Mais cela n’empêche pas pour autant chacun de faire des choses à son échelle, juste parce qu’on a la chance de pouvoir le faire. Genre ce voisin de Simon qui pourrait simplement éviter de jeter toute sa poubelle ni vu ni connu dans la rivière du quartier ou mes innombrables voisins qui devraient se demander si aujourd’hui, on a encore le droit moral de se faire construire sa piscine, dans un monde où l’eau douce devient une denrée rare.
Non, la nature n’est pas sale, elle n’a pas à être nettoyée de ses “mauvaises” herbes ou de ses “nuisibles”, elle n’a pas à être tondue frénétiquement, débarrassée de la moindre feuille qui dépasse, ça doit grouiller, gigoter, piailler.
Vivre, tout simplement.
Lors de la sortie de “L’Oasis”, j’ai beaucoup apprécié cette lecture en son temps.

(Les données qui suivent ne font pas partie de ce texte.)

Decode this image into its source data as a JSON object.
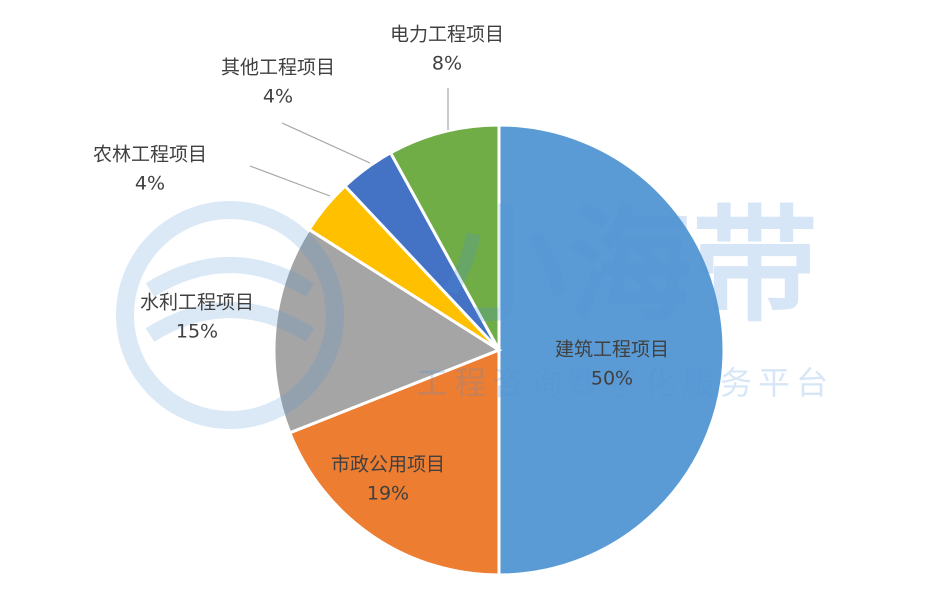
{
  "chart_data": {
    "type": "pie",
    "categories": [
      "建筑工程项目",
      "市政公用项目",
      "水利工程项目",
      "农林工程项目",
      "其他工程项目",
      "电力工程项目"
    ],
    "values": [
      50,
      19,
      15,
      4,
      4,
      8
    ],
    "value_labels": [
      "50%",
      "19%",
      "15%",
      "4%",
      "4%",
      "8%"
    ],
    "colors": [
      "#5b9bd5",
      "#ed7d31",
      "#a5a5a5",
      "#ffc000",
      "#4472c4",
      "#70ad47"
    ]
  },
  "watermark": {
    "title": "小海带",
    "subtitle": "工程咨询数字化服务平台"
  }
}
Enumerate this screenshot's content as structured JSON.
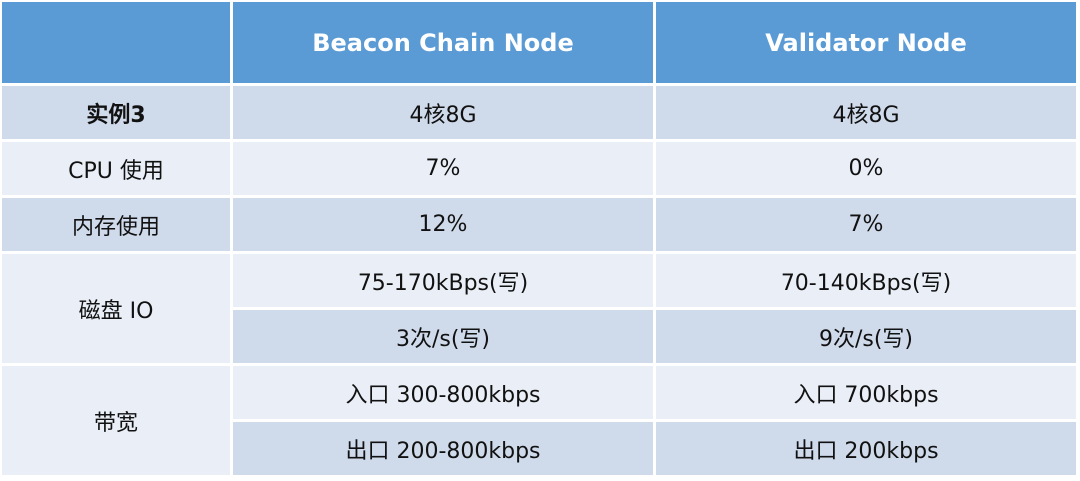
{
  "table": {
    "header": [
      "Beacon Chain Node",
      "Validator Node"
    ],
    "rows": [
      {
        "label": "实例3",
        "lines": [
          [
            "4核8G",
            "4核8G"
          ]
        ]
      },
      {
        "label": "CPU 使用",
        "lines": [
          [
            "7%",
            "0%"
          ]
        ]
      },
      {
        "label": "内存使用",
        "lines": [
          [
            "12%",
            "7%"
          ]
        ]
      },
      {
        "label": "磁盘 IO",
        "lines": [
          [
            "75-170kBps(写)",
            "70-140kBps(写)"
          ],
          [
            "3次/s(写)",
            "9次/s(写)"
          ]
        ]
      },
      {
        "label": "带宽",
        "lines": [
          [
            "入口 300-800kbps",
            "入口 700kbps"
          ],
          [
            "出口 200-800kbps",
            "出口 200kbps"
          ]
        ]
      }
    ]
  }
}
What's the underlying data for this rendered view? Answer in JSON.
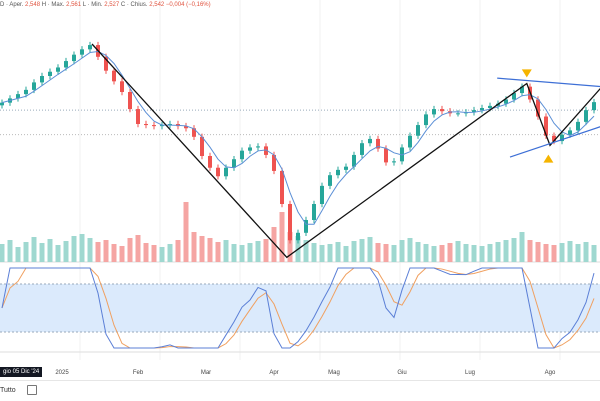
{
  "header": {
    "symbol_suffix": "D",
    "open_label": "· Aper.",
    "open": "2,548",
    "high_label": "H · Max.",
    "high": "2,561",
    "low_label": "L · Min.",
    "low": "2,527",
    "close_label": "C · Chius.",
    "close": "2,542",
    "change": "−0,004 (−0,16%)"
  },
  "crosshair_date": "gio 05 Dic '24",
  "bottom_bar": {
    "range_label": "Tutto"
  },
  "colors": {
    "up": "#26a69a",
    "down": "#ef5350",
    "ma": "#5b8fd6",
    "trend": "#111111",
    "channel": "#3d6fd6",
    "arrow": "#f5b400",
    "k": "#5b7fd6",
    "d": "#f0a060",
    "band": "#dbeafc"
  },
  "chart_data": {
    "type": "candlestick",
    "x_month_labels": [
      {
        "label": "2025",
        "index": 7.5
      },
      {
        "label": "Feb",
        "index": 17
      },
      {
        "label": "Mar",
        "index": 25.5
      },
      {
        "label": "Apr",
        "index": 34
      },
      {
        "label": "Mag",
        "index": 41.5
      },
      {
        "label": "Giu",
        "index": 50
      },
      {
        "label": "Lug",
        "index": 58.5
      },
      {
        "label": "Ago",
        "index": 68.5
      }
    ],
    "closes": [
      2.54,
      2.556,
      2.572,
      2.588,
      2.616,
      2.64,
      2.656,
      2.672,
      2.696,
      2.72,
      2.74,
      2.756,
      2.712,
      2.66,
      2.62,
      2.58,
      2.516,
      2.46,
      2.456,
      2.452,
      2.456,
      2.46,
      2.452,
      2.444,
      2.412,
      2.34,
      2.296,
      2.264,
      2.296,
      2.328,
      2.36,
      2.372,
      2.376,
      2.344,
      2.284,
      2.16,
      2.024,
      2.052,
      2.1,
      2.16,
      2.228,
      2.268,
      2.288,
      2.3,
      2.344,
      2.388,
      2.404,
      2.368,
      2.316,
      2.32,
      2.372,
      2.416,
      2.456,
      2.496,
      2.516,
      2.508,
      2.5,
      2.5,
      2.504,
      2.512,
      2.52,
      2.528,
      2.536,
      2.552,
      2.576,
      2.6,
      2.552,
      2.488,
      2.416,
      2.396,
      2.42,
      2.436,
      2.468,
      2.512,
      2.542
    ],
    "volumes": [
      18,
      22,
      15,
      20,
      25,
      19,
      23,
      17,
      21,
      26,
      28,
      24,
      20,
      22,
      18,
      16,
      24,
      27,
      19,
      17,
      15,
      18,
      22,
      60,
      30,
      26,
      24,
      20,
      22,
      18,
      17,
      19,
      21,
      23,
      35,
      50,
      30,
      26,
      22,
      19,
      17,
      18,
      20,
      16,
      21,
      23,
      25,
      19,
      18,
      17,
      22,
      24,
      20,
      18,
      16,
      17,
      19,
      21,
      18,
      17,
      16,
      18,
      20,
      22,
      24,
      30,
      22,
      20,
      18,
      17,
      19,
      21,
      18,
      20,
      17
    ],
    "price_ylim": [
      1.95,
      2.85
    ],
    "reference_levels": [
      2.512,
      2.42
    ],
    "trendline": [
      [
        11.25,
        2.76
      ],
      [
        35.6,
        1.96
      ],
      [
        65.6,
        2.612
      ],
      [
        68.5,
        2.38
      ],
      [
        75,
        2.6
      ]
    ],
    "channel_upper": [
      [
        61.9,
        2.632
      ],
      [
        75,
        2.6
      ]
    ],
    "channel_lower": [
      [
        63.5,
        2.336
      ],
      [
        75,
        2.452
      ]
    ],
    "arrows": [
      {
        "index": 65.6,
        "value": 2.65,
        "dir": "down"
      },
      {
        "index": 68.3,
        "value": 2.33,
        "dir": "up"
      }
    ],
    "oscillator": {
      "name": "Stochastic",
      "ylim": [
        0,
        100
      ],
      "band": [
        20,
        80
      ],
      "period": 8
    }
  }
}
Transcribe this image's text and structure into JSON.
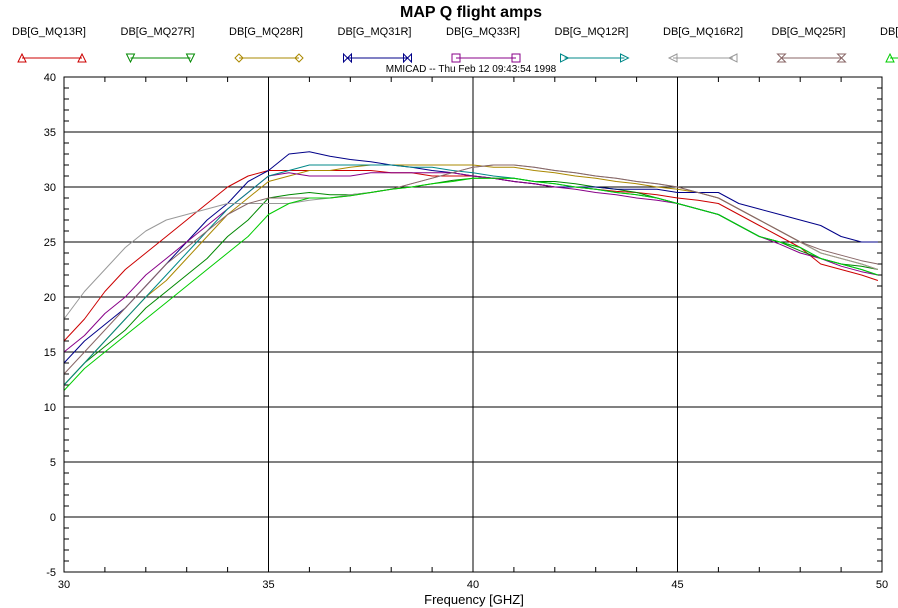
{
  "chart_data": {
    "type": "line",
    "title": "MAP Q flight amps",
    "subtitle": "MMICAD -- Thu Feb 12 09:43:54 1998",
    "xlabel": "Frequency [GHZ]",
    "ylabel": "",
    "xlim": [
      30,
      50
    ],
    "ylim": [
      -5,
      40
    ],
    "x_ticks": [
      "30",
      "35",
      "40",
      "45",
      "50"
    ],
    "y_ticks": [
      "-5",
      "0",
      "5",
      "10",
      "15",
      "20",
      "25",
      "30",
      "35",
      "40"
    ],
    "grid": true,
    "legend_position": "top",
    "series": [
      {
        "name": "DB[G_MQ13R]",
        "color": "#cc0000",
        "marker": "triangle-up",
        "x": [
          30,
          30.5,
          31,
          31.5,
          32,
          32.5,
          33,
          33.5,
          34,
          34.5,
          35,
          35.5,
          36,
          36.5,
          37,
          37.5,
          38,
          38.5,
          39,
          39.5,
          40,
          40.5,
          41,
          41.5,
          42,
          42.5,
          43,
          43.5,
          44,
          44.5,
          45,
          45.5,
          46,
          46.5,
          47,
          47.5,
          48,
          48.5,
          49,
          49.5,
          49.9
        ],
        "y": [
          16,
          18,
          20.5,
          22.5,
          24,
          25.5,
          27,
          28.5,
          30,
          31,
          31.5,
          31.5,
          31.5,
          31.5,
          31.5,
          31.5,
          31.3,
          31.3,
          31,
          31,
          31,
          30.8,
          30.5,
          30.3,
          30,
          30,
          29.8,
          29.6,
          29.5,
          29.3,
          29,
          28.8,
          28.5,
          27.5,
          26.5,
          25.5,
          24.5,
          23,
          22.5,
          22,
          21.5
        ]
      },
      {
        "name": "DB[G_MQ27R]",
        "color": "#008800",
        "marker": "triangle-down",
        "x": [
          30,
          30.5,
          31,
          31.5,
          32,
          32.5,
          33,
          33.5,
          34,
          34.5,
          35,
          35.5,
          36,
          36.5,
          37,
          37.5,
          38,
          38.5,
          39,
          39.5,
          40,
          40.5,
          41,
          41.5,
          42,
          42.5,
          43,
          43.5,
          44,
          44.5,
          45,
          45.5,
          46,
          46.5,
          47,
          47.5,
          48,
          48.5,
          49,
          49.5,
          49.9
        ],
        "y": [
          12,
          14,
          15.5,
          17,
          19,
          20.5,
          22,
          23.5,
          25.5,
          27,
          29,
          29.3,
          29.5,
          29.3,
          29.3,
          29.5,
          29.8,
          30,
          30.3,
          30.6,
          30.8,
          30.8,
          30.8,
          30.5,
          30.5,
          30.3,
          30,
          29.8,
          29.5,
          29,
          28.5,
          28,
          27.5,
          26.5,
          25.5,
          25,
          24.2,
          23.5,
          23,
          22.8,
          22.5
        ]
      },
      {
        "name": "DB[G_MQ28R]",
        "color": "#aa8800",
        "marker": "diamond",
        "x": [
          30,
          30.5,
          31,
          31.5,
          32,
          32.5,
          33,
          33.5,
          34,
          34.5,
          35,
          35.5,
          36,
          36.5,
          37,
          37.5,
          38,
          38.5,
          39,
          39.5,
          40,
          40.5,
          41,
          41.5,
          42,
          42.5,
          43,
          43.5,
          44,
          44.5,
          45,
          45.5,
          46,
          46.5,
          47,
          47.5,
          48,
          48.5,
          49,
          49.5,
          49.9
        ],
        "y": [
          12,
          14,
          16,
          18,
          20,
          21.5,
          23.5,
          25.5,
          27.5,
          29,
          30.5,
          31,
          31.5,
          31.5,
          31.8,
          32,
          32,
          32,
          32,
          32,
          32,
          31.8,
          31.8,
          31.5,
          31.3,
          31,
          30.8,
          30.5,
          30.3,
          30,
          29.8,
          29.5,
          29,
          28,
          27,
          26,
          25,
          24,
          23.5,
          23,
          22.5
        ]
      },
      {
        "name": "DB[G_MQ31R]",
        "color": "#000088",
        "marker": "bowtie",
        "x": [
          30,
          30.5,
          31,
          31.5,
          32,
          32.5,
          33,
          33.5,
          34,
          34.5,
          35,
          35.5,
          36,
          36.5,
          37,
          37.5,
          38,
          38.5,
          39,
          39.5,
          40,
          40.5,
          41,
          41.5,
          42,
          42.5,
          43,
          43.5,
          44,
          44.5,
          45,
          45.5,
          46,
          46.5,
          47,
          47.5,
          48,
          48.5,
          49,
          49.5,
          49.9
        ],
        "y": [
          14,
          16,
          17.5,
          19,
          21,
          23,
          25,
          27,
          28.5,
          30.5,
          31.5,
          33,
          33.2,
          32.8,
          32.5,
          32.3,
          32,
          31.8,
          31.5,
          31.3,
          31,
          30.8,
          30.5,
          30.3,
          30,
          30,
          30,
          29.8,
          29.8,
          29.8,
          29.5,
          29.5,
          29.5,
          28.5,
          28,
          27.5,
          27,
          26.5,
          25.5,
          25,
          25
        ]
      },
      {
        "name": "DB[G_MQ33R]",
        "color": "#880088",
        "marker": "square",
        "x": [
          30,
          30.5,
          31,
          31.5,
          32,
          32.5,
          33,
          33.5,
          34,
          34.5,
          35,
          35.5,
          36,
          36.5,
          37,
          37.5,
          38,
          38.5,
          39,
          39.5,
          40,
          40.5,
          41,
          41.5,
          42,
          42.5,
          43,
          43.5,
          44,
          44.5,
          45,
          45.5,
          46,
          46.5,
          47,
          47.5,
          48,
          48.5,
          49,
          49.5,
          49.9
        ],
        "y": [
          15,
          16.5,
          18.5,
          20,
          22,
          23.5,
          25,
          26.5,
          28,
          29.5,
          31,
          31.3,
          31,
          31,
          31,
          31.3,
          31.3,
          31.3,
          31.3,
          31.3,
          31,
          30.8,
          30.5,
          30.3,
          30,
          29.8,
          29.5,
          29.3,
          29,
          28.8,
          28.5,
          28,
          27.5,
          26.5,
          25.5,
          24.8,
          24,
          23.5,
          22.8,
          22.3,
          22
        ]
      },
      {
        "name": "DB[G_MQ12R]",
        "color": "#008888",
        "marker": "triangle-right",
        "x": [
          30,
          30.5,
          31,
          31.5,
          32,
          32.5,
          33,
          33.5,
          34,
          34.5,
          35,
          35.5,
          36,
          36.5,
          37,
          37.5,
          38,
          38.5,
          39,
          39.5,
          40,
          40.5,
          41,
          41.5,
          42,
          42.5,
          43,
          43.5,
          44,
          44.5,
          45,
          45.5,
          46,
          46.5,
          47,
          47.5,
          48,
          48.5,
          49,
          49.5,
          49.9
        ],
        "y": [
          12,
          14,
          16,
          18,
          20,
          22,
          24,
          26,
          28,
          29.5,
          31,
          31.5,
          32,
          32,
          32,
          32,
          32,
          31.8,
          31.8,
          31.5,
          31.3,
          31,
          30.8,
          30.5,
          30.3,
          30,
          29.8,
          29.5,
          29.3,
          29,
          28.5,
          28,
          27.5,
          26.5,
          25.5,
          25,
          24.5,
          23.5,
          23,
          22.5,
          22
        ]
      },
      {
        "name": "DB[G_MQ16R2]",
        "color": "#999999",
        "marker": "triangle-left",
        "x": [
          30,
          30.5,
          31,
          31.5,
          32,
          32.5,
          33,
          33.5,
          34,
          34.5,
          35,
          35.5,
          36,
          36.5,
          37,
          37.5,
          38,
          38.5,
          39,
          39.5,
          40,
          40.5,
          41,
          41.5,
          42,
          42.5,
          43,
          43.5,
          44,
          44.5,
          45,
          45.5,
          46,
          46.5,
          47,
          47.5,
          48,
          48.5,
          49,
          49.5,
          49.9
        ],
        "y": [
          18,
          20.5,
          22.5,
          24.5,
          26,
          27,
          27.5,
          28,
          28.5,
          28.5,
          28.5,
          28.5,
          28.8,
          29,
          29.3,
          29.5,
          29.8,
          30.3,
          30.8,
          31.3,
          31.8,
          32,
          32,
          31.8,
          31.5,
          31.3,
          31,
          30.8,
          30.5,
          30.3,
          30,
          29.5,
          29,
          28,
          27,
          26,
          25,
          24,
          23.5,
          23,
          22.5
        ]
      },
      {
        "name": "DB[G_MQ25R]",
        "color": "#886666",
        "marker": "hourglass",
        "x": [
          30,
          30.5,
          31,
          31.5,
          32,
          32.5,
          33,
          33.5,
          34,
          34.5,
          35,
          35.5,
          36,
          36.5,
          37,
          37.5,
          38,
          38.5,
          39,
          39.5,
          40,
          40.5,
          41,
          41.5,
          42,
          42.5,
          43,
          43.5,
          44,
          44.5,
          45,
          45.5,
          46,
          46.5,
          47,
          47.5,
          48,
          48.5,
          49,
          49.5,
          49.9
        ],
        "y": [
          13,
          15,
          17,
          19,
          21,
          23,
          24.5,
          26,
          27.5,
          28.5,
          29,
          29,
          29,
          29,
          29.2,
          29.5,
          29.8,
          30.3,
          30.8,
          31.3,
          31.8,
          32,
          32,
          31.8,
          31.5,
          31.3,
          31,
          30.8,
          30.5,
          30.3,
          30,
          29.5,
          29,
          28,
          27,
          26,
          25,
          24.3,
          23.8,
          23.3,
          23
        ]
      },
      {
        "name": "DB[G_MQ",
        "color": "#00cc00",
        "marker": "triangle-up",
        "x": [
          30,
          30.5,
          31,
          31.5,
          32,
          32.5,
          33,
          33.5,
          34,
          34.5,
          35,
          35.5,
          36,
          36.5,
          37,
          37.5,
          38,
          38.5,
          39,
          39.5,
          40,
          40.5,
          41,
          41.5,
          42,
          42.5,
          43,
          43.5,
          44,
          44.5,
          45,
          45.5,
          46,
          46.5,
          47,
          47.5,
          48,
          48.5,
          49,
          49.5,
          49.9
        ],
        "y": [
          11.5,
          13.5,
          15,
          16.5,
          18,
          19.5,
          21,
          22.5,
          24,
          25.5,
          27.5,
          28.5,
          29,
          29,
          29.2,
          29.5,
          29.8,
          30,
          30.3,
          30.5,
          30.8,
          30.8,
          30.8,
          30.5,
          30.3,
          30,
          29.8,
          29.5,
          29.3,
          29,
          28.5,
          28,
          27.5,
          26.5,
          25.5,
          25,
          24.5,
          23.5,
          23,
          22.5,
          22
        ]
      }
    ]
  }
}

Par contre, dans mon cas, c’est parce que c’est une BD de Simon Hureau (je suis très fan de l’auteur) que j’ai acheté le titre. En effet, la nature, les jardins, tout ça, ce n’est pas vraiment mon truc. Et pourtant, ça c’est révélé être très intéressant à lire, l’auteur réussissant à tenir un propos fluide, facile à comprendre. Une œuvre réussie, à lire.